¡Sonríeme!

Hoy, como todos los lunes de este curso, he llegado a clase unos minutos tarde. Venía tan deprisa, tan rápido que no he reparado en nada. Tan solo al entrar en la habitación que el joven profesor usa como aula, he sentido el calor de la estufa. Con las prisas me he incorporado a la clase cuanto antes y hemos empezado a ver derivadas y problemas de esos que tanto le gustan a los de matemáticas.
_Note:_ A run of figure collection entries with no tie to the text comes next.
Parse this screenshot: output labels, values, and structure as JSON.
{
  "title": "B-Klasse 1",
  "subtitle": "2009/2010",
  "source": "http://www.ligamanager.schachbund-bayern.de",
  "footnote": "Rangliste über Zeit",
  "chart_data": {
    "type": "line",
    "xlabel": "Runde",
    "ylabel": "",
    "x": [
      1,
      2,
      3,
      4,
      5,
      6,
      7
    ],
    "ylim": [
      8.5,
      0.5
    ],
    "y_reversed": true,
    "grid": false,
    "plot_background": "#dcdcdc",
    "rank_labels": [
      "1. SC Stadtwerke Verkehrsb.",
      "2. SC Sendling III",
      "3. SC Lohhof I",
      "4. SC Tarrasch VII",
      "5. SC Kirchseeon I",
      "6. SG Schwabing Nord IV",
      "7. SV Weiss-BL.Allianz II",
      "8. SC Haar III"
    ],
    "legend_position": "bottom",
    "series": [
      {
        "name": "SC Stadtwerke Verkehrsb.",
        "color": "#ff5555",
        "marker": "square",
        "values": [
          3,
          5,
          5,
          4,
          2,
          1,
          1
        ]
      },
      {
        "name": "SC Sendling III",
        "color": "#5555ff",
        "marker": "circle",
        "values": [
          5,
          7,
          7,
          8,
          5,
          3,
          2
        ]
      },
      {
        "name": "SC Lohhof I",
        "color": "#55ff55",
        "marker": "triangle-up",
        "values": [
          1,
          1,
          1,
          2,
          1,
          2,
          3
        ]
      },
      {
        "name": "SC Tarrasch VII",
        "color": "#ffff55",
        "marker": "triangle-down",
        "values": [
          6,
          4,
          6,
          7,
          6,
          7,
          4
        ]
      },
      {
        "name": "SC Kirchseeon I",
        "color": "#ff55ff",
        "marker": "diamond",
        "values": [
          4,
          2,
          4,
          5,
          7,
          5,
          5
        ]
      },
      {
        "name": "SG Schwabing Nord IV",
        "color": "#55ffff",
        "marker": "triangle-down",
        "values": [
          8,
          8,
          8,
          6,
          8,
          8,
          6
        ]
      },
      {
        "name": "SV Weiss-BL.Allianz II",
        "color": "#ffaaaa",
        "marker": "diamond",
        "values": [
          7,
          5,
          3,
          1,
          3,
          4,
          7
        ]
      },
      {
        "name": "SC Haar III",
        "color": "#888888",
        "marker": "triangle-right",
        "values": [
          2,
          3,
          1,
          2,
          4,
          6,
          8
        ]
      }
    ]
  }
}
Por un segundo, como me pasa cuando no me interesa en absoluto lo que oigo, me he despistado en mis propios pensamientos. Es entonces cuando he recordado:

Hace unos meses, en mi frenética carrera para llegar a clase casi puntual, me cruzaba con un chaval alto, delgado, de ojos profundos y sonrisa socarrona. Me saludaba, a menudo destacando mi impuntualidad y yo le decía adiós casi sin aliento. Hoy no le he dicho adiós, no me lo he cruzado. ¡Eso era!

- ¡Y ese es el límite finito de esta sucesión!

Eso mismo dijo el profesor mirando fijamente, como si adivinase mis pensamientos. Creo que, de algún modo, él también añoraba esa sonrisa constante, burlona pero cariñosa al mismo tiempo.